Virtual DataPort can create data sources that use search indexes built using Denodo Aracne.
To create a new Aracne data source, right-click on the Elements Tree and click New > Data source > Aracne.
The Tool will display the dialog to create the data source.
The following data are requested in this dialog:
- Name. Name of the new data source.
- Host name. Host where Aracne Index/Search Engine is running.
- Port. Port where the Aracne Index/Search Engine (not the Aracne Server) is listening to connections. The default port is 9000.
- Login and Password. Credentials to access Aracne Index.
In the Metadata tab, you can set the folder where the data source will be stored and provide a description.
When editing the data source, you can also change its owner by clicking the button . Click Save to create the data source.
Click Create base view to display the indexes contained in the Aracne server and their fields (see Description of an Aracne data source).
To search a schema, type its name or the name of one of its fields in the box located at the top of the dialog. The list will only show the elements whose name contains the text you entered.
Click Create Base View beside the index you want to extract data from (see Creating an Aracne base view). The Tool will display the schema that the new view will have. In this dialog, you can change the name of the base view, change the name and type of its fields and remove the fields you do not need.
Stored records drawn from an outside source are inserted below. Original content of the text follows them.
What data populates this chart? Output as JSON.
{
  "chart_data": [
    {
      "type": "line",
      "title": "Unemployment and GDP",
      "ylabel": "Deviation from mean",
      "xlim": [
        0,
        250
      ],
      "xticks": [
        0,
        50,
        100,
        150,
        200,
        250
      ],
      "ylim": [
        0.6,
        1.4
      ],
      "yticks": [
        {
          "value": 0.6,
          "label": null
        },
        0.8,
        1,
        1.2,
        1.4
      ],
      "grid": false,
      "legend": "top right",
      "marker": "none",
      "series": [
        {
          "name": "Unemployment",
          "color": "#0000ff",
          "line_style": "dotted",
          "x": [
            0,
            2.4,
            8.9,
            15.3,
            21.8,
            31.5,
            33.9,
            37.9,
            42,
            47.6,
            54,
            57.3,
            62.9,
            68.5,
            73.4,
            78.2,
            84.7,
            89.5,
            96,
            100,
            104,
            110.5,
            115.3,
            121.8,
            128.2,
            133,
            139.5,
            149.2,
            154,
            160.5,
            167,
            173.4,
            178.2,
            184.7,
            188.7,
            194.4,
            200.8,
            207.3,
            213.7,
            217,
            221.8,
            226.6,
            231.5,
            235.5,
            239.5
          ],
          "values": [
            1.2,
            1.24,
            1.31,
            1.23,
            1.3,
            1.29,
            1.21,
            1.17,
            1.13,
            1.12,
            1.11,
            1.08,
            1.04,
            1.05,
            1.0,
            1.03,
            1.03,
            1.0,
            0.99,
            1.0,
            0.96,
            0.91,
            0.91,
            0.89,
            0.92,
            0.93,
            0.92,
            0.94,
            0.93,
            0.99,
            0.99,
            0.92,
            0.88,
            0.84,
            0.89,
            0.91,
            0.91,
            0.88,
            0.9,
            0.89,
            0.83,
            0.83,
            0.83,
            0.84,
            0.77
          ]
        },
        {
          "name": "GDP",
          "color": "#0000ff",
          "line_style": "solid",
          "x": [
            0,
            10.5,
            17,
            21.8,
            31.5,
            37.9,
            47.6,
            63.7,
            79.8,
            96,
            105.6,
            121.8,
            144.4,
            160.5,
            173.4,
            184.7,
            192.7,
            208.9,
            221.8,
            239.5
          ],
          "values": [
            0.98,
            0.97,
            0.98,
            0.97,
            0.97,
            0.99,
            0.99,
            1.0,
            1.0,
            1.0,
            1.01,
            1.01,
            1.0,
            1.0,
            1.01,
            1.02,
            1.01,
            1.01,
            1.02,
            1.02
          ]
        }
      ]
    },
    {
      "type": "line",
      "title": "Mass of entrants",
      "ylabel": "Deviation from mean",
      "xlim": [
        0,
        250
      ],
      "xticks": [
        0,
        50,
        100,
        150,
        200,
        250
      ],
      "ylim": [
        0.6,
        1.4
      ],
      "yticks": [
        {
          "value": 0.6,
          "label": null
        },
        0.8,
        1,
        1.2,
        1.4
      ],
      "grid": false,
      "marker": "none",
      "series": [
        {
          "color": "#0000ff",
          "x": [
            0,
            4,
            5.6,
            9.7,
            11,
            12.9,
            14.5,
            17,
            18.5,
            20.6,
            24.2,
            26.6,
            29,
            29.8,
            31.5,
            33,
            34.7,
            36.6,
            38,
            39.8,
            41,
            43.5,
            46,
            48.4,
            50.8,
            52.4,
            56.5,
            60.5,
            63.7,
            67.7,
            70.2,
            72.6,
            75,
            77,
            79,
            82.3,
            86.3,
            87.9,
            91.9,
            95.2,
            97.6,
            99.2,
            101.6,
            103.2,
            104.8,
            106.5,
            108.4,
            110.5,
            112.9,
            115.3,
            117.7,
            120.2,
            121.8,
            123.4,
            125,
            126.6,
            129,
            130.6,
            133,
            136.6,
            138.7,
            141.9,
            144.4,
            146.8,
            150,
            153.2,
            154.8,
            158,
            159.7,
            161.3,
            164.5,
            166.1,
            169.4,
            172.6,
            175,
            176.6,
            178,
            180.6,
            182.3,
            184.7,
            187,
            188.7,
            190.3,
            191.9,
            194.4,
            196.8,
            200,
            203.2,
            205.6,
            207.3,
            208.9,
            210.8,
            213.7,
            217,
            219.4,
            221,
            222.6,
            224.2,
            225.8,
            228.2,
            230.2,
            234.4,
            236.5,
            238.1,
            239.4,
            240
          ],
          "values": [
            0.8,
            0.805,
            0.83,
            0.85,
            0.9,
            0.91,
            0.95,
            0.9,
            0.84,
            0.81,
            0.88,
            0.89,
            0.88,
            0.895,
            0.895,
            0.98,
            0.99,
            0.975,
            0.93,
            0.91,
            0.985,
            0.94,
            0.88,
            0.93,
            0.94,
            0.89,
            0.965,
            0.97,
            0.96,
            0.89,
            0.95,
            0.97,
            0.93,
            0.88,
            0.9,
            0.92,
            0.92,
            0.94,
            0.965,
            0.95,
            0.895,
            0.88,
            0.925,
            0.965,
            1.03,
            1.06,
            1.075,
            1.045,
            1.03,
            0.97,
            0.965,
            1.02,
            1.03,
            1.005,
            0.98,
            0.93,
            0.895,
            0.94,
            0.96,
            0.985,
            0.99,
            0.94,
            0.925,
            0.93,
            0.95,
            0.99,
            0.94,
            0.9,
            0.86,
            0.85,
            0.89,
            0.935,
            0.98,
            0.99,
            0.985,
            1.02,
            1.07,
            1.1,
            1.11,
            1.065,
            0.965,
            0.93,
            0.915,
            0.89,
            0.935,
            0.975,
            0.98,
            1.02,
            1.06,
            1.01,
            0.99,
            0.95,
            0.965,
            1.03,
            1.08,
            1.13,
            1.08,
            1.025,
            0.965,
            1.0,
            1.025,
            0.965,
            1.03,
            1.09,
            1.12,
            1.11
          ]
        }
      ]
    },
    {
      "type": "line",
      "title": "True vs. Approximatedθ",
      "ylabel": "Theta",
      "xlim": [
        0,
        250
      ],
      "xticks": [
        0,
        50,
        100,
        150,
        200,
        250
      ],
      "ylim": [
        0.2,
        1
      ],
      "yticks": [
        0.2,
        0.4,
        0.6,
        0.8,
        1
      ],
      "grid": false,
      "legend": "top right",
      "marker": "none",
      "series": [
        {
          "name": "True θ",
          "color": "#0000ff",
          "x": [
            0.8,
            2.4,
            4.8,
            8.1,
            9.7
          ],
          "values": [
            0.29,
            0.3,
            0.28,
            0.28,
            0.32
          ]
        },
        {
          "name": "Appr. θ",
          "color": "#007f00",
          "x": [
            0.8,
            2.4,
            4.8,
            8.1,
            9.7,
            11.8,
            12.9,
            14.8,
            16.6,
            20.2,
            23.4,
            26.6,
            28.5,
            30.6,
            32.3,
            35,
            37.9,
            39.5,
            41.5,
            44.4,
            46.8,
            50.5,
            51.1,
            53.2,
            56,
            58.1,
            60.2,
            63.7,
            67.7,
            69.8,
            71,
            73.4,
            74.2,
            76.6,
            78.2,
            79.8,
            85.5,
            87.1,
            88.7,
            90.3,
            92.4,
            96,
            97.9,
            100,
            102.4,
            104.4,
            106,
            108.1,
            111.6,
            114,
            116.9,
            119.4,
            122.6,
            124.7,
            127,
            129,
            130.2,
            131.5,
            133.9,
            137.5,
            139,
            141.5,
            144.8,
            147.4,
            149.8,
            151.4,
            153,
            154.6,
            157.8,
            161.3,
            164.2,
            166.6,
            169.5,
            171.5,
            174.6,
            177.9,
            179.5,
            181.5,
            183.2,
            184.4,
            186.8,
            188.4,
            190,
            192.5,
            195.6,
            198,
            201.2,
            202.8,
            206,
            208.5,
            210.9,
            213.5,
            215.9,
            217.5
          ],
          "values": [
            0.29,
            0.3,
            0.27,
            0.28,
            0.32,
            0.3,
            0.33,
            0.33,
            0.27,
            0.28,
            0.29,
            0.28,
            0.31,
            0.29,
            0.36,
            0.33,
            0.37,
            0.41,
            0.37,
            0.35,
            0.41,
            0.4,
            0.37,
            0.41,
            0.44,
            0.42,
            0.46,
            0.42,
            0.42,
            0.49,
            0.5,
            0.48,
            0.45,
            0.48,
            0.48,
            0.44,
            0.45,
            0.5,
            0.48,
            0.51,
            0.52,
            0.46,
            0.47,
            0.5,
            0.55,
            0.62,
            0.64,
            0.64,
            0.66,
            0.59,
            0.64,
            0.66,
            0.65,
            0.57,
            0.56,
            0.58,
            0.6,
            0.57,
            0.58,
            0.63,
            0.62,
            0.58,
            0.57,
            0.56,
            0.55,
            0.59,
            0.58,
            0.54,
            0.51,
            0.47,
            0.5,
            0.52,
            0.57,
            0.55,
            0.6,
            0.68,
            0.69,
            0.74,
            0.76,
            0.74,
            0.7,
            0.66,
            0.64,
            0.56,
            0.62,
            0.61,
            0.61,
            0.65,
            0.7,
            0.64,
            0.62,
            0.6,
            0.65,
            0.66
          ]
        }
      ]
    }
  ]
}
The Aracne base views will have an attribute of the appropriate type for each field of the Aracne index. Usually, Aracne indexes are used to index the data extracted by Denodo Scheduler jobs and their schema depends on the type of executed job (see the Denodo Scheduler Administration Guide for further details). The figure above shows the fields in an index created by the documents exported by a Scheduler job of type ARN.
The following subsection (Accessing the Most Relevant Terms of a Document) explains how to use the “Create main terms” button, beside each field of the view.
In the Metadata tab, you can set the folder where the base view will be stored and provide a description.
When editing the base view, you can also change its owner by clicking the button .
Click Save to create the base view.
The most common way of querying the base relations built from Aracne
sources is using the
CONTAINS operator, which runs complex Boolean
searches on indexed textual data (see section Support for the Contains Operator of Each Source Type of the
Accessing the Most Relevant Terms of a Document¶
Denodo Aracne is capable of automatically generating the most relevant words of a document or one of its fields, according to the TFIDF (Term Frequency Inverse Document Frequency) relevance measurement. This section explains how to access these terms.
The most relevant terms the document are accessed as new fields of the base view. To create a new field in the base view containing the most relevant terms of the value of a document field, click Create main terms next to the type of the field.
For example, to add a new attribute containing the most relevant terms
searchablecontent field, click Create main terms
alongside its type. Adding an attribute with the most relevant terms of
the searchablecontent field shows the new attribute:
The new attribute
searchablecontent_MAIN_TERM will contain an array
of registers. Each register of the array contains two subfields:
The relevant term. The default name of this field is the name of the field with the suffix
_TERM. In this case, the name will be
Its position in the list of the most relevant. The default name of this field is the name of the field with the suffix
_SCORE. In this example, the name will be
The most relevant term takes position 1.
When creating these new attributes, you can specify two parameters:
- Number of main terms. Maximum number of relevant terms to be included for each document.
- Filter main terms words. This is the list of “usual words” (separated by commas) that must not appear among the most relevant terms for this field. If the list of relevant terms generated by Aracne includes any of those, they will be removed from the list. It is important to note that only usual words specific to the application must be specified. The usual words in the language used such as articles, pronouns, etc. (commonly known as “stopwords”) are already eliminated by Denodo Aracne. The list of usual words may be contained in a file. The file specified must be a text file, where the words will be separated by commas.
At the bottom of the dialog, in the General words to filter main terms box, you can enter a list of “usual words” common to all the fields of the base view. Once again, you do not have to worry about specifying usual words in the language such as articles, pronouns, etc. because they are already eliminated by Denodo Aracne.
The value of these parameters can be modified later in the “Wrapper specific configuration” dialog, in the “Search Methods” tab of the view’s “Options” (see section Configuration Properties for Specific View Types).